6502  Bize el-Leys, Yezîd ibn Ebî Habîb'den; o da Ebû'l-Hayr'dan; o da Ukbe ibnu Âmir (radıyallahü anh)'den şöyle tahdîs etti: Rasûlüllah (sallallahü aleyhi ve sellem) -vefatına yakın- bir gün çıktı da Uhud şehîdleri üzerine ölüye namaz kılar gibi namaz kıldı. Sonra Medine'ye dönüp minbere çıktı ve (dirilere ve ölülere veda eder gibi bir hutbe yapıp) şöyle buyurdu:

— "Ben sizin Kevser havuzuna önden gideniniz olacağım. Ben sizin Hakk yolundaki hizmetlerinize şâhidlik edeceğim. Vallahi ben şu anda (cennetteki) havuzumu görüyorum. Ve emîn olunuz ki, bana Arz hazînelerinin anahtarları -yahut: Arz'ın anahtarları- verilmiştir. Vallahi ben vefatımdan sonra sizlerin müşrikliğe döneceğinizden hiç endîşe etmem. Fakat ben sizlerin dünyâya aşırı düşkünlük yapıp nefsâniyet yarışına kalkışmanızdan (birbirinizle didişmenizden) korkarım!".
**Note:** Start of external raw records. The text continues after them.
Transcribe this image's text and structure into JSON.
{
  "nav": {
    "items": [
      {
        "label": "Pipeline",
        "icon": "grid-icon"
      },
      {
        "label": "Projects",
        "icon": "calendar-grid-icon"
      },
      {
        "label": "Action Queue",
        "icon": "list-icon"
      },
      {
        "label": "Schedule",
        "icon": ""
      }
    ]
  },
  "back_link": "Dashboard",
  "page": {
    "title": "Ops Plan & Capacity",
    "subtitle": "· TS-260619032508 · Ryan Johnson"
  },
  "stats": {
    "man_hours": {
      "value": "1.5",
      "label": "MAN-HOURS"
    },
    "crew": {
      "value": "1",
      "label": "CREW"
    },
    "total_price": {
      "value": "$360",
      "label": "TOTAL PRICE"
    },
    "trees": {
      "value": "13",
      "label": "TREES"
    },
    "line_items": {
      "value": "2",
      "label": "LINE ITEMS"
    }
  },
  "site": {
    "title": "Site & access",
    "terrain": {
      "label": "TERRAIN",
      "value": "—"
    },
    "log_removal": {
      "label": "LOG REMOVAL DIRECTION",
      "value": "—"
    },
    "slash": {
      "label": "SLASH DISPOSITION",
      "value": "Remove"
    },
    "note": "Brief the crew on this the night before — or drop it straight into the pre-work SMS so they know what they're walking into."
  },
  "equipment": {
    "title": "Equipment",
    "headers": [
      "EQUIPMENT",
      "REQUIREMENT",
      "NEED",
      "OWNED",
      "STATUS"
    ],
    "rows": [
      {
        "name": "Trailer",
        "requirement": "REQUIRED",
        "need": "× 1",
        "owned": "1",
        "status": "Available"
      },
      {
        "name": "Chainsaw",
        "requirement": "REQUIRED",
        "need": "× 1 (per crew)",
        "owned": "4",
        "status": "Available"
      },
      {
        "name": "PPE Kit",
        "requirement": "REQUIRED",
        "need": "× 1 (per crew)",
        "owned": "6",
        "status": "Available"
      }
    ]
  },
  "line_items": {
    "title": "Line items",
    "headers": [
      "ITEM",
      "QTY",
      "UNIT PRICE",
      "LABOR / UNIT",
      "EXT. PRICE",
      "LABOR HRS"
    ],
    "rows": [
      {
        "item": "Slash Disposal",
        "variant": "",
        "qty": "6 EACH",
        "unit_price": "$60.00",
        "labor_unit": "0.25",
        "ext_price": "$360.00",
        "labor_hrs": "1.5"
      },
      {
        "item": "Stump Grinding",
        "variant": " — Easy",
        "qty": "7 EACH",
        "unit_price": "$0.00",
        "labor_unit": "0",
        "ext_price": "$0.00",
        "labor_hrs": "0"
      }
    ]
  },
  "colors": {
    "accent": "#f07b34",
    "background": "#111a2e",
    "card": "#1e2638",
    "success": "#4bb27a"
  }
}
6503 Ebû Saîd el-Hudrî (radıyallahü anh) şöyle demiştir: Rasûlüllah (sallallahü aleyhi ve sellem):

— "Sizin üzerinize en çok korkmakta olduğum şey, Allah'ın sizler için çıkaracağı Arz bereketleridir (dünyâ zenginlikleridir)" buyurdu.

Kendisine:

— Arz bereketleri nedir? diye soruldu. Rasûlüllah:

— "Dünyâ çiçekleri, dünyâ güzellikleridir" buyurdu. Bir sahâbî O'na:

— Hayır, şerr getirir mi? diye sordu.

Bu soru üzerine Peygamber sustu, hattâ biz üzerine vahiy indiriliyor olduğunu zannettik. Sonra Rasûlüllah alnından terlerini silmeye başladı da:

— "Soran kimse nerede?" buyurdu. O zât;

— Benim (yâ Rasûlallah)! dedi.

Ebû Saîd dedi ki: Biz and olsun, o adamı bu meydana çıktığı zaman övdük. Rasûlüllah şöyle buyurdu:

— "Hayır, hayırdan başka birşey getirmez. Şübhesiz bu dünyâ malı yeşildir, tatlıdır. Baharın bitirdiği şeylerin hepsi çok yiyen ve karnını şişiren hayvanı öldürür yahut da ölüme yaklaştırır. Ancak yeşil ot yiyen hayvan böyle değildir, onu otlayan hayvan ölüm tehlikesinden uzaktır. Bu hayvan o yeşil otu yer, nihayet iki böğrünü şişirince bahar güneşini karşılar. Kolayca gübresini çıkarır, bevleder, genişler. Sonra yine otlamağa döner, ve bol bol otlar. İşte bu dünyâ malı da (yeşil ot gibi) tatlıdır. Bundan hakkıyle alan ve aldığını da hakkı olan yere koyup harcayan kimseye bu ne güzel bir ni'mettir. Dünyâ malını haksız olarak hırsla alan kimseye gelince o da dâima yiyen, fakat bir türlü doymayan obur kimse gibi olmuştur!".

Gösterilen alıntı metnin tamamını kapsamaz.